Building regulations are stricter than ever and it’s all too easy to be budget friendly and unknowingly do something wrong. Electrics and plumbing involving gas are two jobs that are best left in the hands of a professional for safety’s sake and as a matter of insurance. There are however some money-saving jobs that are ideal even for the most amateur DIYer and these include painting, plastering and installing click-drop flooring.
Timing is everything
If you’re hiring a handyman, you may find certain times of the year are more budget friendly for certain jobs. January is generally a good time – work dries up after Christmas when few people can afford renovations and therefore handymen may charge discount prices to lure people in. This is also a good time to source materials.
When it comes to buying tools, there are various sales throughout the year where you can score a bargain. Black Friday and the January sales are great times to find power tools. The lead up to Father’s Day can also result in some deals, although be wary as other places may jack up their prices during this period.
Consider a personal loan
Saving up for a renovation can be hard, especially when you don’t know what’s round the corner. Many people will take out a loan to cover costs – your mortgage company may even lend some money to help. Occasionally, new costs can arise when undertaking a renovation project. Short term loans could be a solution to pay off those small extras that may have been overlooked such as cleaning and rental of equipment. Consider a loan broker if your credit rating is low.
Are you eligible for a government grant?
These exist only for very specific circumstances but could be worth looking into.
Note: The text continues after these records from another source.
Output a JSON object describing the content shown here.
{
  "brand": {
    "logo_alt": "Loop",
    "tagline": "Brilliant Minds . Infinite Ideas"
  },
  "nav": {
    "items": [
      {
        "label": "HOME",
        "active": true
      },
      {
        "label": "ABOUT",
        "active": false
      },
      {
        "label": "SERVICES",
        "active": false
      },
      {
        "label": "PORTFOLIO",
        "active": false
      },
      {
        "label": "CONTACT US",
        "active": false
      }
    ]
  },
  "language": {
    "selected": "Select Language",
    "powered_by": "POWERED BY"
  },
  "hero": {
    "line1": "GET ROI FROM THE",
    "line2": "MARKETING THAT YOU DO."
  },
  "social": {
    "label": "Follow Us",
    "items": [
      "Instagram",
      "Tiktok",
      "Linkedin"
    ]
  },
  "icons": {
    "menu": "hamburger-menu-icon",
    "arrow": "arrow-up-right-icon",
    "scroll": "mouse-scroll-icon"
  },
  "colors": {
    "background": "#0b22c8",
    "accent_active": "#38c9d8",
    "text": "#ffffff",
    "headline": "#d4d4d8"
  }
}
Generally, they only cover repairs to serious damaged (e.g. severe storm damage to a roof) or the removal of hazardous materials (e.g. asbestos), and you have to have lived at the residence or been a landlord for five years or more. However, there are also some grants out there for helping to fund eco-friendly renovations. For example, loft insulations can often be funded this way.
Convert, don’t extend
You should always work with what you’ve got first before extending. If you simply want to add value to your property and increase space, converting a loft or a garage may be an option. With the masonry already in place, you won’t have to pay the extra costs for foundations and brickwork.
In fact, you may only need electrics, insulation, carpeting, and plastering. A loft conversion may need to have a staircase fitted to be classed as a liveable space – important to consider if you’re trying to add value to your home. In some cases, the roof may also need to be raised. However, this will still cost less overall than building a new conservatory or annex.
Be crafty when choosing materials
If you’re taking on a handyman service, opt to source materials yourself – you could save a lot of money. There are many places online where you can buy timber in bulk for cheap. Some of it is may be recycled or from a second-hand source. Make sure that you have a clear idea of the condition before buying.
Don’t always be tempted into buying luxury materials if your main focus is aesthetics. You may crave the dark reddy brown of a mahogany floor, but woods such as Ipe and Sapele may look just as good and be much cheaper. Similarly, there are synthetic stone materials that can imitate the likes of marble and granite, perfect for a kitchen countertop and likely to be just as robust.
Be wary of knocking down walls
Knocking down walls is another job best placed in the hands of a professional. No matter how fun using a sledgehammer may look, knocking down walls – particularly lower floor interior walls – is risky business. Handymen may charge a lot for it and in some cases may tell you that it isn’t feasible if the wall is weight-bearing and precariously positioned. Cut-outs are generally a cheaper option than full wall removals. If you’re trying to open up a lounge into a kitchen, consider a cut-out instead. The archway effect can often be more aesthetically pleasing anyhow.
Track your lighting costs
Installing new lighting can also come with its added costs. Spot lighting can often look prettier, but it is also pricey. Opting for track lighting may be a better option. Such track lighting can be creatively designed to give you the most light whilst looking stylish.
Keep big kitchen appliances where they are
If you’re doing work to the kitchen, you may want to save costs by leaving certain appliances where they are. Having to move an oven and get rewired and reconnected to gas is an expensive job. Similarly, you may want to keep you sink in the same place to avoid having to pay for extra plumbing.
There are other appliances around the house that you ideally don’t want to have to touch such as boilers, toilets and showers/baths. Having to move all the piping isn’t worth the cost, so try and work around these obstacles. So you see home renovation can be budget friendly.